Forschung mit Lücken, aber dennoch belastbar
Die wissenschaftliche Grundlage für die Empfehlung, möglichst verschiedene Pflanzen zu essen, liefert das “American Gut Project” (Amerikanisches Darmprojekt). Daran haben mehr als 11.000 Menschen aus den USA, Großbritannien und Australien teilgenommen.
Der britische Wissenschaftler Tim Spector vom King’s College in London hat 2018 aus den Daten geschlussfolgert, dass eine Person, die 30 verschiedene Pflanzen pro Woche isst, ein gesünderes Mikrobiom hat als jemand, der nur auf zehn Pflanzen pro Woche kommt.
Übrigens: Es wurde nicht untersucht, wie es mit 20, 25 oder 29 Pflanzen pro Woche aussieht. Das bedeutet, die 30 ist eher ein grober Wert, merkt Ernährungswissenschaftler Sina an. Zugleich ändere es jedoch nichts an der Tatsache, dass unser Körper von einer vielfältigen Ernährung profitiert.
Pflanzen bringen eigenes Mikrobiom mit
Weltweit befassen sich Wissenschaftlerinnen und Wissenschaftler verschiedener Fachrichtungen mit den Zusammenhängen zwischen Ernährung und dem individuellem Darm-Mikrobiom. Bahar Razavi ist Professorin für Boden- und Pflanzenmikrobiom an der Christian-Albrechts-Universität zu Kiel. Sie zeigt in ihrer Forschung, dass auch Pflanzen ein Mikrobiom haben – pflanzliche Lebensmittel bringen also selber Bakterien, Viren und Pilze mit. Und 2023 lieferten Genomanalysen deutliche Hinweise, dass dieses Pflanzenmikrobiom ebenfalls Einfluss auf die Darmgesundheit hat.
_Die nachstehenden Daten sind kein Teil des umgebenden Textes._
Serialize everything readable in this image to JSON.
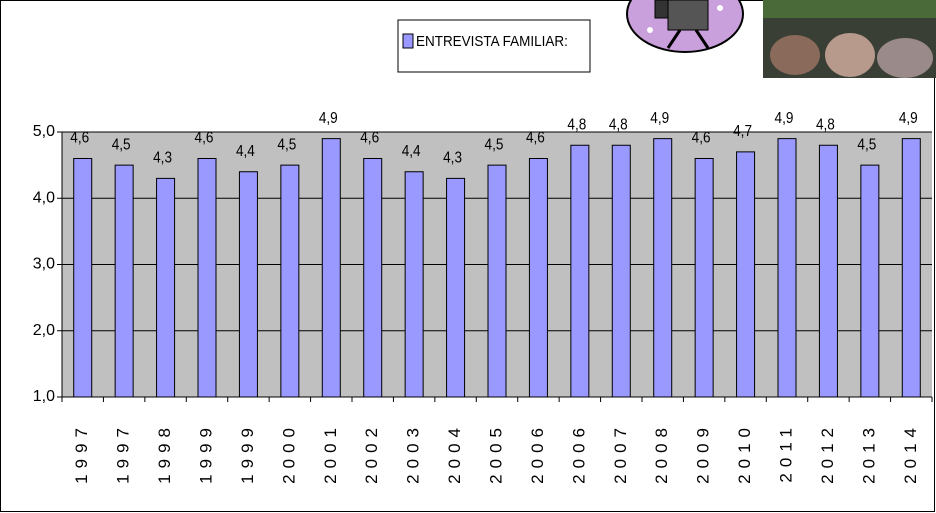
{
  "chart_data": {
    "type": "bar",
    "categories": [
      "1997",
      "1997",
      "1998",
      "1999",
      "1999",
      "2000",
      "2001",
      "2002",
      "2003",
      "2004",
      "2005",
      "2006",
      "2006",
      "2007",
      "2008",
      "2009",
      "2010",
      "2011",
      "2012",
      "2013",
      "2014"
    ],
    "series": [
      {
        "name": "ENTREVISTA FAMILIAR:",
        "color": "#9999ff",
        "values": [
          4.6,
          4.5,
          4.3,
          4.6,
          4.4,
          4.5,
          4.9,
          4.6,
          4.4,
          4.3,
          4.5,
          4.6,
          4.8,
          4.8,
          4.9,
          4.6,
          4.7,
          4.9,
          4.8,
          4.5,
          4.9
        ],
        "value_labels": [
          "4,6",
          "4,5",
          "4,3",
          "4,6",
          "4,4",
          "4,5",
          "4,9",
          "4,6",
          "4,4",
          "4,3",
          "4,5",
          "4,6",
          "4,8",
          "4,8",
          "4,9",
          "4,6",
          "4,7",
          "4,9",
          "4,8",
          "4,5",
          "4,9"
        ]
      }
    ],
    "ylim": [
      1,
      5
    ],
    "yticks": [
      {
        "value": 1,
        "label": "1,0"
      },
      {
        "value": 2,
        "label": "2,0"
      },
      {
        "value": 3,
        "label": "3,0"
      },
      {
        "value": 4,
        "label": "4,0"
      },
      {
        "value": 5,
        "label": "5,0"
      }
    ],
    "grid": true
  }
}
“Wir wissen, dass, wenn wir Pflanzen essen, dann nehmen wir auch Teile ihres Mikrobioms auf. Und einige kommen auch lebend im Darm an – wenn auch nicht alle. Aber schon einfache Zellwände oder Hormone aus den Bakterien, die auf diese Weise in unseren Körper kommen, reichen aus, um unser Mikrobiom zu beeinflussen.” Razavi erklärt, dass Pflanzen je nach Boden, Dünger, Wetter und Umweltverschmutzung ganz unterschiedliche Mikroorganismen haben. Damit könnte auch der Gesundheitswert einer Pflanze von deren Wuchsbedingungen abhängen. Ob und wie das bei der 30-Pflanzen-Challenge einen Unterschied macht, ist allerdings noch nicht untersucht.
Wie viel ist genug?
Es gibt keine genaue Definition, wie viel von einer Pflanze gegessen werden muss, damit sie zu den 30 pro Woche zählt. Einige Ernährungsfachleute gehen nach Gewicht, aber es gibt auch Punktesysteme für die 30-Pflanzen-Challenge. Dabei zählen alle Obst- und Gemüsesorten, Vollkorngetreideprodukte, Hülsenfrüchte, Nüsse, Kerne und Samen pro Portion einen Punkt, Kräuter und Gewürze bringen einen Viertelpunkt.
Ernährungsmediziner Sina vom Universitätsklinikum Schleswig-Holstein rät zu gesundem Menschenverstand und betont: Wichtig sei nicht, ein genau definiertes Ziel zu erreichen, sondern sich möglichst vielfältig zu ernähren.